In 2013, the TAS issued a study noting that the IRS’s imposition of accuracy-related penalties, subsequently abated after an assessment and a successful taxpayer appeal (among other fact patterns), could lead to a perception of unfairness among taxpayers regarding the IRS’s manner of assertion of these penalties. The TAS cited this study in its 2016 report, and noted again that this conduct could be detrimental to voluntary taxpayer compliance and could undermine the purpose of accuracy-related penalties.
In fact, a main priority of the Annual Report overall is to improve voluntary compliance, a fundamental element of our tax system. The TAS notes that “unnecessary coercion” by the IRS—whether through unsustained penalties or otherwise—could have the effect of reducing voluntary compliance.
Failure-to-File / Failure-to-Pay Penalties
The TAS identified 45 total decisions involving failure-to-file and failure-to-pay penalties in the reporting period. Of these, 28 cases involved taxpayers representing themselves. The majority of cases involved full or partial taxpayer losses.
The TAS noted, consistent with our experience, that the IRS frequently relies upon selection of failure-to-file and failure-to-pay cases through its Reasonable Cause Assistant software, which makes the initial decision to impose the relevant penalties in most cases without significant human involvement. Personal review of the penalty decision does not generally occur until after the taxpayer files an administrative appeal. The TAS advocated for heightened personal review of these penalties and heightened consideration of relevant facts and circumstances potentially supporting abatement.

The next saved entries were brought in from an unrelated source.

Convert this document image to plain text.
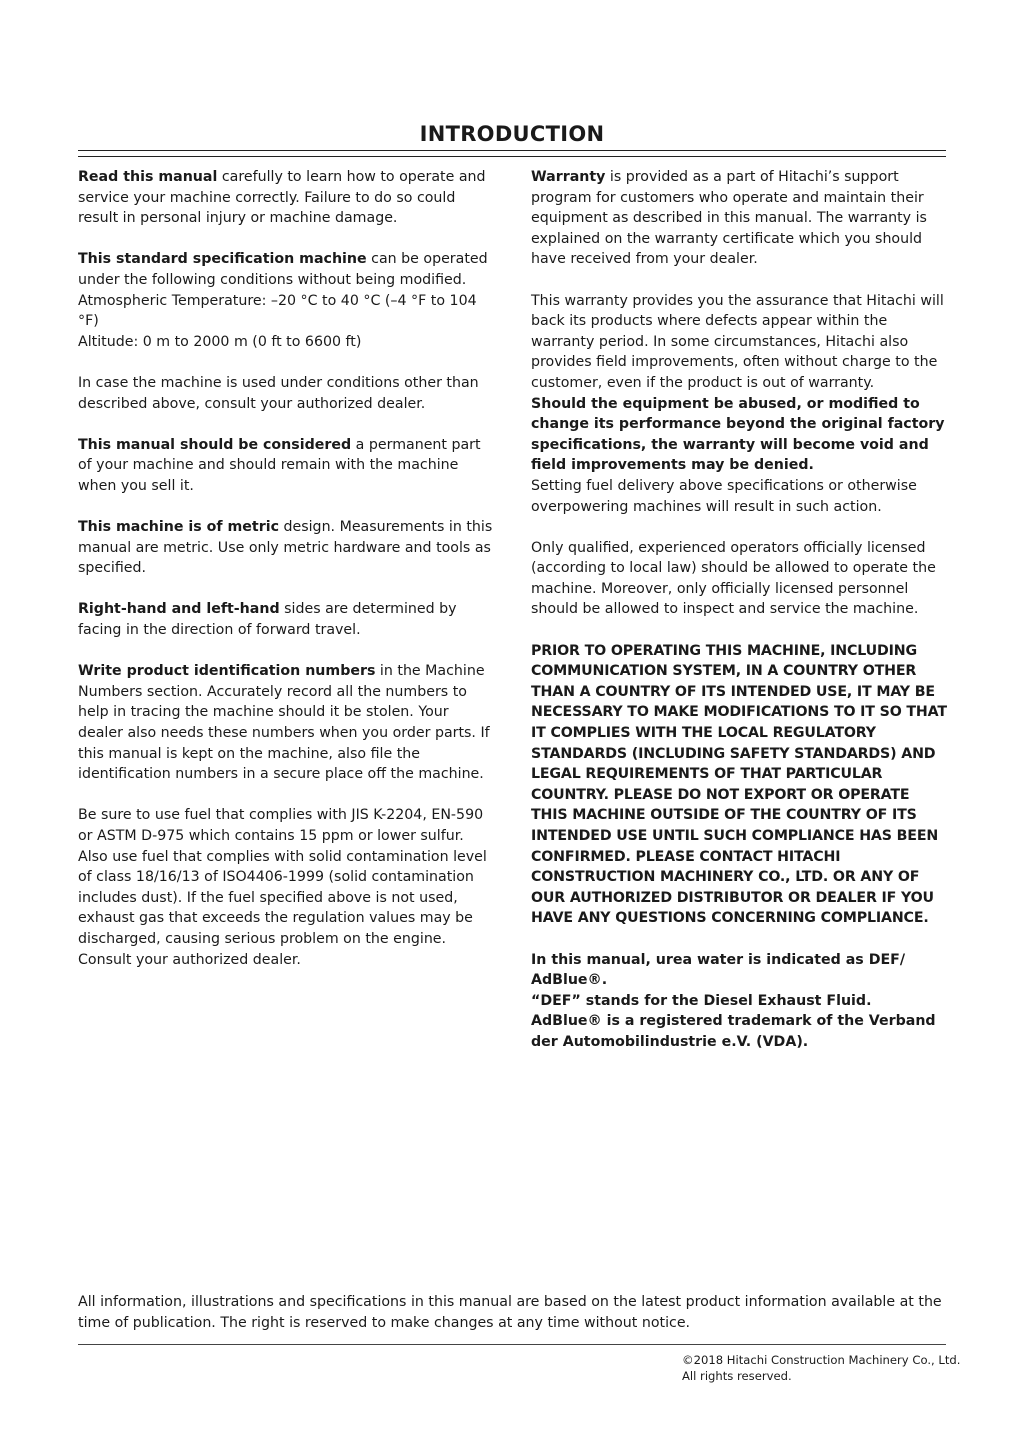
INTRODUCTION

Read this manual carefully to learn how to operate and service your machine correctly. Failure to do so could result in personal injury or machine damage.

This standard specification machine can be operated under the following conditions without being modified.

Atmospheric Temperature: –20 °C to 40 °C (–4 °F to 104 °F)

Altitude: 0 m to 2000 m (0 ft to 6600 ft)

In case the machine is used under conditions other than described above, consult your authorized dealer.

This manual should be considered a permanent part of your machine and should remain with the machine when you sell it.

This machine is of metric design. Measurements in this manual are metric. Use only metric hardware and tools as specified.

Right-hand and left-hand sides are determined by facing in the direction of forward travel.

Write product identification numbers in the Machine Numbers section. Accurately record all the numbers to help in tracing the machine should it be stolen. Your dealer also needs these numbers when you order parts. If this manual is kept on the machine, also file the identification numbers in a secure place off the machine.

Be sure to use fuel that complies with JIS K-2204, EN-590 or ASTM D-975 which contains 15 ppm or lower sulfur. Also use fuel that complies with solid contamination level of class 18/16/13 of ISO4406-1999 (solid contamination includes dust). If the fuel specified above is not used, exhaust gas that exceeds the regulation values may be discharged, causing serious problem on the engine. Consult your authorized dealer.

Warranty is provided as a part of Hitachi’s support program for customers who operate and maintain their equipment as described in this manual. The warranty is explained on the warranty certificate which you should have received from your dealer.

This warranty provides you the assurance that Hitachi will back its products where defects appear within the warranty period. In some circumstances, Hitachi also provides field improvements, often without charge to the customer, even if the product is out of warranty.

Should the equipment be abused, or modified to change its performance beyond the original factory specifications, the warranty will become void and field improvements may be denied.

Setting fuel delivery above specifications or otherwise overpowering machines will result in such action.

Only qualified, experienced operators officially licensed (according to local law) should be allowed to operate the machine. Moreover, only officially licensed personnel should be allowed to inspect and service the machine.

PRIOR TO OPERATING THIS MACHINE, INCLUDING COMMUNICATION SYSTEM, IN A COUNTRY OTHER THAN A COUNTRY OF ITS INTENDED USE, IT MAY BE NECESSARY TO MAKE MODIFICATIONS TO IT SO THAT IT COMPLIES WITH THE LOCAL REGULATORY STANDARDS (INCLUDING SAFETY STANDARDS) AND LEGAL REQUIREMENTS OF THAT PARTICULAR COUNTRY. PLEASE DO NOT EXPORT OR OPERATE THIS MACHINE OUTSIDE OF THE COUNTRY OF ITS INTENDED USE UNTIL SUCH COMPLIANCE HAS BEEN CONFIRMED. PLEASE CONTACT HITACHI CONSTRUCTION MACHINERY CO., LTD. OR ANY OF OUR AUTHORIZED DISTRIBUTOR OR DEALER IF YOU HAVE ANY QUESTIONS CONCERNING COMPLIANCE.

In this manual, urea water is indicated as DEF/ AdBlue®.

“DEF” stands for the Diesel Exhaust Fluid.

AdBlue® is a registered trademark of the Verband der Automobilindustrie e.V. (VDA).

All information, illustrations and specifications in this manual are based on the latest product information available at the time of publication. The right is reserved to make changes at any time without notice.
©2018 Hitachi Construction Machinery Co., Ltd.
All rights reserved.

Trust Fund Recovery Penalties
The TAS noted that several Trust Fund Recovery Penalty cases this year had successfully challenged whether the penalty was properly noticed and assessed. United States v. Appelbaum, 117 A.F.T.R.2d 2016-633 (W.D.N.C.); Romano-Murphy v. United States, 816 F.3d 707 (11th Cir. 2016).
The TAS further discussed a number of unsuccessful taxpayer challenges to assessment of the Trust Fund Recovery Penalty on grounds of responsibility and willfulness. Consistent with the TAS’s previous positions, the TAS argued for a more generous standard of willfulness under Internal Revenue Code Section 6672 that would permit businesses to remain open, using “working capital,” while payment arrangements are worked out with the IRS.
Practice Note: Even if they would not be eligible for assistance from the TAS, both large and small taxpayers are well-advised to review information gathered annually by the TAS and the TAS’s policy positions when mounting a defense against penalties asserted by the IRS. The TAS continues to be a valuable resource and a key advocate for fairness in the penalty arena.